# Skidsteer snow pusher type



## Snowguy01 (Jul 23, 2007)

We just bought our 2nd skidsteer and are looking at a snow pusher but want to here from all of you who run them what type do you have and size do you run photos are welcomed. The new skidder is a Bobcat s 300 two speed we are thinking about a low pro 10 foot for this one our john deere runs a kwikway plow with wings so we are new to the pusher aspect of plowing.


----------



## Mick76 (Aug 2, 2009)

Ive got 2 82 hp one speed skids and run a 8' and 10' arctic sectional on them.. they work great and scrape the lots very clean...that said ive always been a fan of the sectionals but avalance has come out with their new optimus model pushers and look like they would do very well also... I dont think you could go wrong with either


----------



## iceman1 (Aug 10, 2011)

You can go wrong. Just buy an Arctic. I am a dealer for Scoopdogg and Arctic and one of the largest users of pushers in the area. The Arctic is awesome but very expensive. The scoopdogg is good and if you factor in the $1900 price tag it is great. If you want a pusher get with me and maybe we can work something out. I have a bunch to move. Thanks,chad


----------



## RLM (Jan 12, 2006)

We run a rubber edge 10' pusher on my 873, just alittle smaller than yours, works great will push with snow coming over the top of the pusher. Works great after my modification. Before so so with an 8' plow. You have to change out your tires I've found, skidsteers have plenty of power but just like anything else you need to get it to the ground or it's useless.


----------



## Ne1 (Jan 15, 2007)

I run bobcat s250's. I have both Artic and Protech pushers in 10'. Artic is a good pusher but are expensive and have many moving parts. I would say keep it simple and go with Protech. For the money you can't beat it.


----------



## RLS (Jul 13, 2010)

Guys with pushers on skids, what are you using for tires? I demoed a pusher on my skid steer but could not turn once the pusher was full. Wheels just kept spinning. What are the best tires to use? I have S330's and S850. Thanks!


----------



## Mick76 (Aug 2, 2009)

No problem pushing a full pusher with the sectionalpusher and regular skiddy tires... alot of guys run dedicated snow tires with a skid (not sure what type of pushers they run)


----------



## dodge2500 (Aug 20, 2009)

I run two 10' Arctic sectionals on my skids. One of the Skids is an 08 Gehl 7810 with a two speed and normal skid tires. The other is an 04 Gehl 6640 with a two speed and snow wolf tires. The 7810 is an animal and could handle a 12' pusher most of the time. Mind you the 7810 is a huge skid. The 6640 handles the 10' great with no problems. It worked well with normal skid tires but works fantastic with the wolf paw tires.
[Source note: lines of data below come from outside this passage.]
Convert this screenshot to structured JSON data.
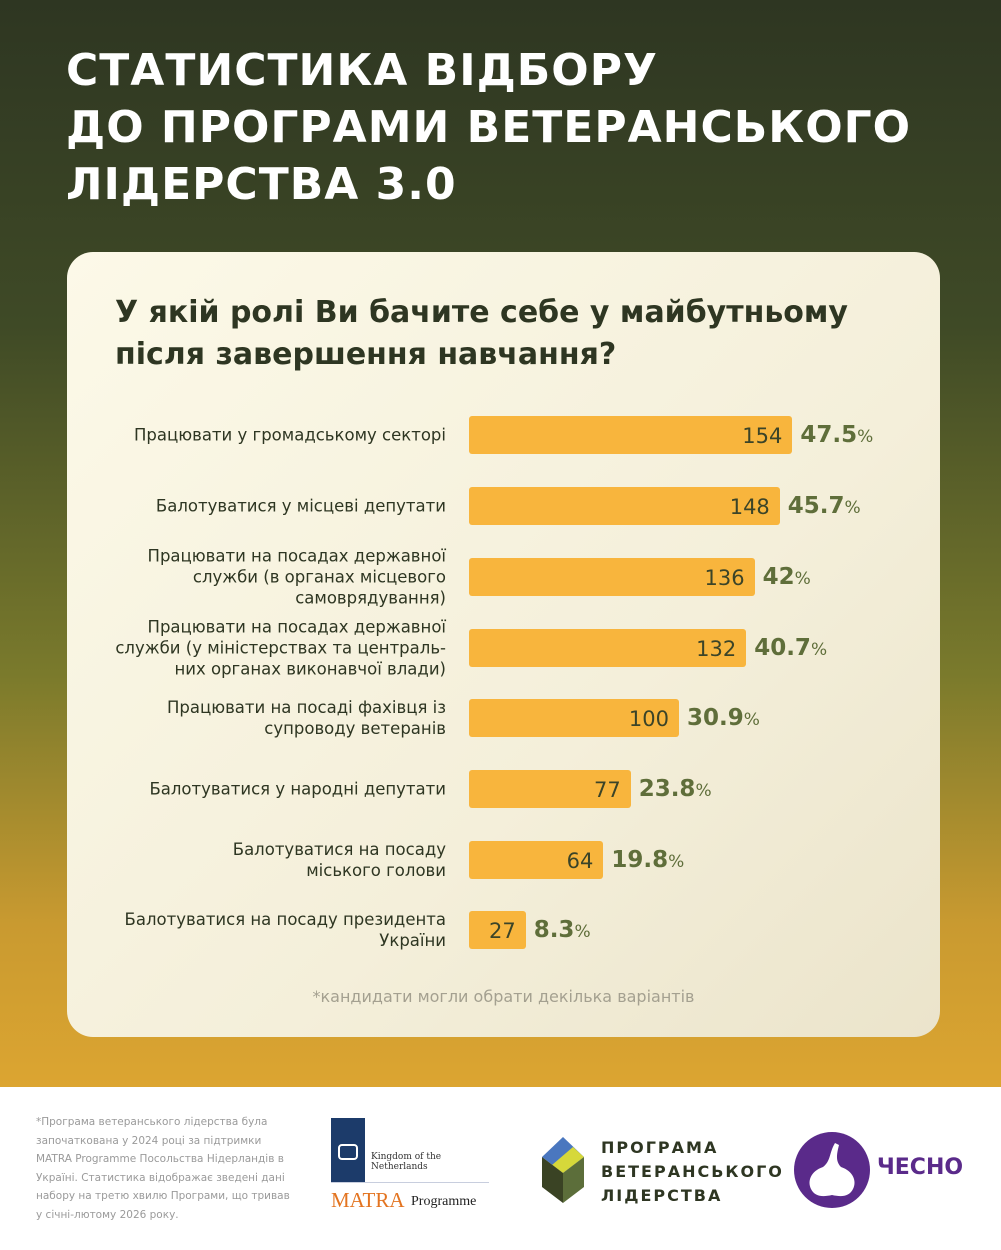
{
  "title": [
    "СТАТИСТИКА ВІДБОРУ",
    "ДО ПРОГРАМИ ВЕТЕРАНСЬКОГО",
    "ЛІДЕРСТВА 3.0"
  ],
  "chart_data": {
    "type": "bar",
    "orientation": "horizontal",
    "title": "У якій ролі  Ви бачите себе у майбутньому після завершення навчання?",
    "categories": [
      "Працювати у громадському секторі",
      "Балотуватися у місцеві депутати",
      "Працювати на посадах державної служби (в органах місцевого самоврядування)",
      "Працювати на посадах державної служби (у міністерствах та централь-них органах виконавчої влади)",
      "Працювати на посаді фахівця із супроводу ветеранів",
      "Балотуватися у народні депутати",
      "Балотуватися на посаду міського голови",
      "Балотуватися на посаду президента України"
    ],
    "label_lines": [
      [
        "Працювати у громадському секторі"
      ],
      [
        "Балотуватися у місцеві депутати"
      ],
      [
        "Працювати на посадах державної",
        "служби (в органах місцевого",
        "самоврядування)"
      ],
      [
        "Працювати на посадах державної",
        "служби (у міністерствах та централь-",
        "них органах виконавчої влади)"
      ],
      [
        "Працювати на посаді фахівця із",
        "супроводу ветеранів"
      ],
      [
        "Балотуватися у народні депутати"
      ],
      [
        "Балотуватися на посаду",
        "міського голови"
      ],
      [
        "Балотуватися на посаду президента",
        "України"
      ]
    ],
    "values": [
      154,
      148,
      136,
      132,
      100,
      77,
      64,
      27
    ],
    "percents": [
      "47.5",
      "45.7",
      "42",
      "40.7",
      "30.9",
      "23.8",
      "19.8",
      "8.3"
    ],
    "percent_sign": "%",
    "note": "*кандидати могли обрати декілька варіантів",
    "bar_color": "#f8b53d"
  },
  "footer": {
    "text": "*Програма ветеранського лідерства  була започаткована у 2024 році за підтримки MATRA Programme Посольства Нідерландів в Україні. Статистика відображає зведені дані набору на третю хвилю Програми, що тривав у січні-лютому 2026 року.",
    "matra_kingdom": "Kingdom of the Netherlands",
    "matra_name": "MATRA",
    "matra_programme": "Programme",
    "pvl_lines": [
      "ПРОГРАМА",
      "ВЕТЕРАНСЬКОГО",
      "ЛІДЕРСТВА"
    ],
    "chesno": "ЧЕСНО"
  }
}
We plow in high all the time with both machines. The sectionals do have more moving parts and we do break several blocks a year but they get run hard. I would only use sectionals on any of our skids in the future. The efficiency and quality of job that they do are unmatched. We tried rubber edges 10' protech boxes and got rid of them after the first event. We do many uneven parking lots and the sectional is awesome! Well worth the extra money to me. JMO


----------



## hotrod15650 (Jan 15, 2010)

we use Steel-Tec pushes and love them. Great price for heavy duty pushers and good guys to deal with. check them ou www.steel-tec-usa.com


----------



## rob_cook2001 (Nov 15, 2008)

I have a bobcat brand 10ft pusher, ran it last season on my s300 and will run it on my s650 this season... I love the bobcat pusher because it floats like a plow but is still a ruler edge. I can see the benefit of a arctic if you have seasonal contracts and you pay for salt.. the s300 pushed the box well with regular tires but will be running dedicated snow tires on the 650.. can't wait to start pushing snow. A box is SOOO much faster than a plow.


----------



## ryde307 (Dec 3, 2009)

Is anyone using the BOSS pushers? We have 2 protechs and just bought a BOSS to try.


----------



## xtreem3d (Nov 26, 2005)

RLS;1489992 said:


> Guys with pushers on skids, what are you using for tires? I demoed a pusher on my skid steer but could not turn once the pusher was full. Wheels just kept spinning. What are the best tires to use? I have S330's and S850. Thanks!


I don't know that I would be discouraged by that fact. Our machines won't always turn with an Arctic box full of snow. We can turn (most of the time) with the Kage pusher because it rotates left and right.
Steve


----------